I replace melancholy by courage, doubt by certainty, despair by hope, malice by good, complaints by duty, scepticism by faith, sophisms by cool equanimity and pride by modesty.

At the same time Ducasse took texts by famous authors and cleverly inverted, corrected and openly plagiarized for Poésies:

Plagiarism is necessary. It is implied in the idea of progress. It clasps the author's sentence tight, uses his expressions, eliminates a false idea, replaces it with the right idea.

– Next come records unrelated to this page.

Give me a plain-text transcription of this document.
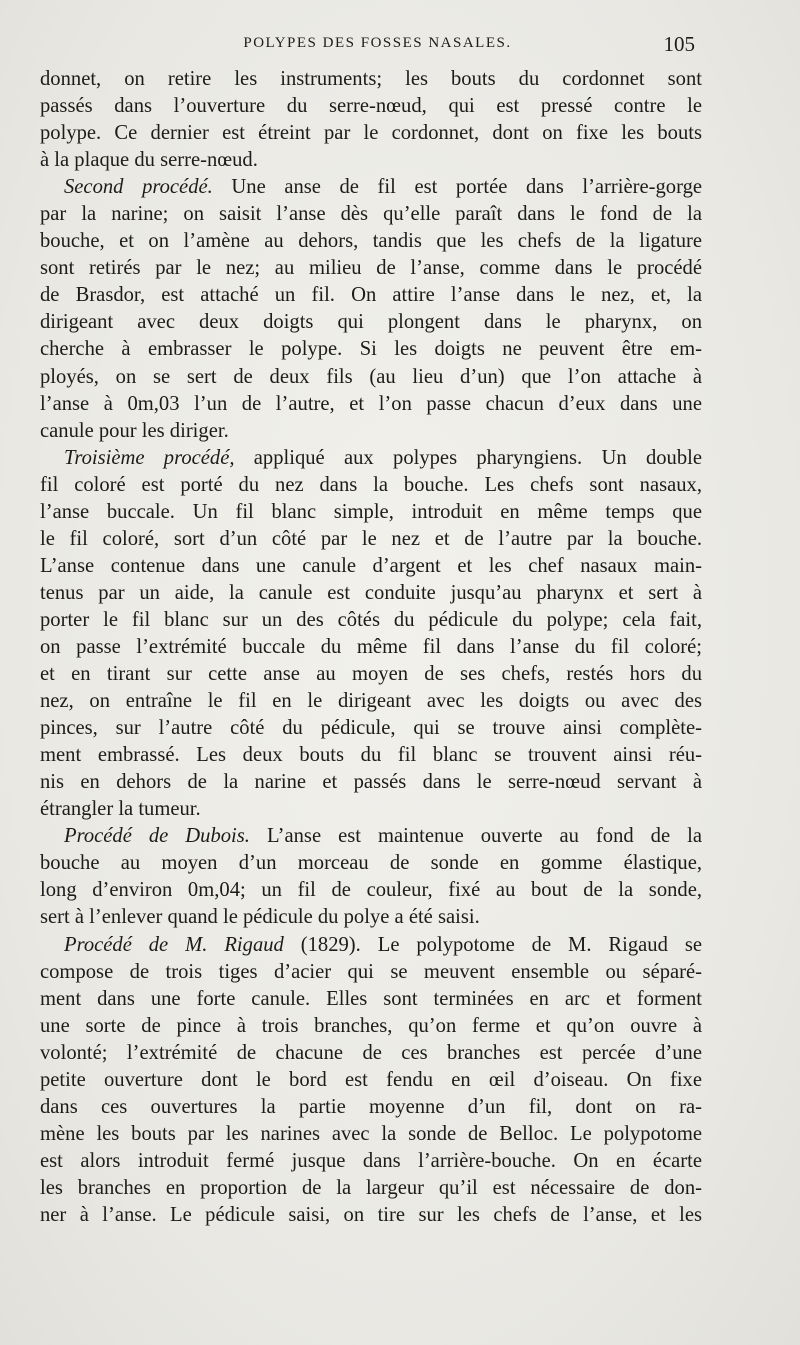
POLYPES DES FOSSES NASALES.	105
donnet, on retire les instruments; les bouts du cordonnet sont
passés dans l’ouverture du serre-nœud, qui est pressé contre le
polype. Ce dernier est étreint par le cordonnet, dont on fixe les bouts
à la plaque du serre-nœud.
Second procédé. Une anse de fil est portée dans l’arrière-gorge
par la narine; on saisit l’anse dès qu’elle paraît dans le fond de la
bouche, et on l’amène au dehors, tandis que les chefs de la ligature
sont retirés par le nez; au milieu de l’anse, comme dans le procédé
de Brasdor, est attaché un fil. On attire l’anse dans le nez, et, la
dirigeant avec deux doigts qui plongent dans le pharynx, on
cherche à embrasser le polype. Si les doigts ne peuvent être em-
ployés, on se sert de deux fils (au lieu d’un) que l’on attache à
l’anse à 0m,03 l’un de l’autre, et l’on passe chacun d’eux dans une
canule pour les diriger.
Troisième procédé, appliqué aux polypes pharyngiens. Un double
fil coloré est porté du nez dans la bouche. Les chefs sont nasaux,
l’anse buccale. Un fil blanc simple, introduit en même temps que
le fil coloré, sort d’un côté par le nez et de l’autre par la bouche.
L’anse contenue dans une canule d’argent et les chef nasaux main-
tenus par un aide, la canule est conduite jusqu’au pharynx et sert à
porter le fil blanc sur un des côtés du pédicule du polype; cela fait,
on passe l’extrémité buccale du même fil dans l’anse du fil coloré;
et en tirant sur cette anse au moyen de ses chefs, restés hors du
nez, on entraîne le fil en le dirigeant avec les doigts ou avec des
pinces, sur l’autre côté du pédicule, qui se trouve ainsi complète-
ment embrassé. Les deux bouts du fil blanc se trouvent ainsi réu-
nis en dehors de la narine et passés dans le serre-nœud servant à
étrangler la tumeur.
Procédé de Dubois. L’anse est maintenue ouverte au fond de la
bouche au moyen d’un morceau de sonde en gomme élastique,
long d’environ 0m,04; un fil de couleur, fixé au bout de la sonde,
sert à l’enlever quand le pédicule du polye a été saisi.
Procédé de M. Rigaud (1829). Le polypotome de M. Rigaud se
compose de trois tiges d’acier qui se meuvent ensemble ou séparé-
ment dans une forte canule. Elles sont terminées en arc et forment
une sorte de pince à trois branches, qu’on ferme et qu’on ouvre à
volonté; l’extrémité de chacune de ces branches est percée d’une
petite ouverture dont le bord est fendu en œil d’oiseau. On fixe
dans ces ouvertures la partie moyenne d’un fil, dont on ra-
mène les bouts par les narines avec la sonde de Belloc. Le polypotome
est alors introduit fermé jusque dans l’arrière-bouche. On en écarte
les branches en proportion de la largeur qu’il est nécessaire de don-
ner à l’anse. Le pédicule saisi, on tire sur les chefs de l’anse, et les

Among the works plagiarized were Blaise Pascal's Pensées and La Rochefoucauld's Maximes, as well as the work of Jean de La Bruyère, Luc de Clapiers, Dante, Kant and La Fontaine. It even included an improvement of his own Les Chants de Maldoror. The brochures of aphoristic prose did not have a price; each customer could decide which sum they wanted to pay for it.

On 19 July 1870, Napoleon III declared war on Prussia, and after his capture, Paris was besieged on 17 September, a situation with which Ducasse was already familiar from his early childhood in Montevideo. The living conditions worsened rapidly during the siege, and according to the owner of the hotel he lodged at, Ducasse became sick with a "bad fever".

Lautréamont died at the age of 24, on 24 November 1870, at 8 am in his hotel. On his death certificate, "no further information" was given. Since many were afraid of epidemics while Paris was besieged, Ducasse was buried the next day after a service in Notre Dame de Lorette in a provisional grave at the Cimetière du Nord. In January 1871, his body was put into another grave elsewhere.

In his Poésies Lautréamont announced: "I will leave no memoirs", and as such, the life of the creator of the Les Chants de Maldoror remains for the most part unknown.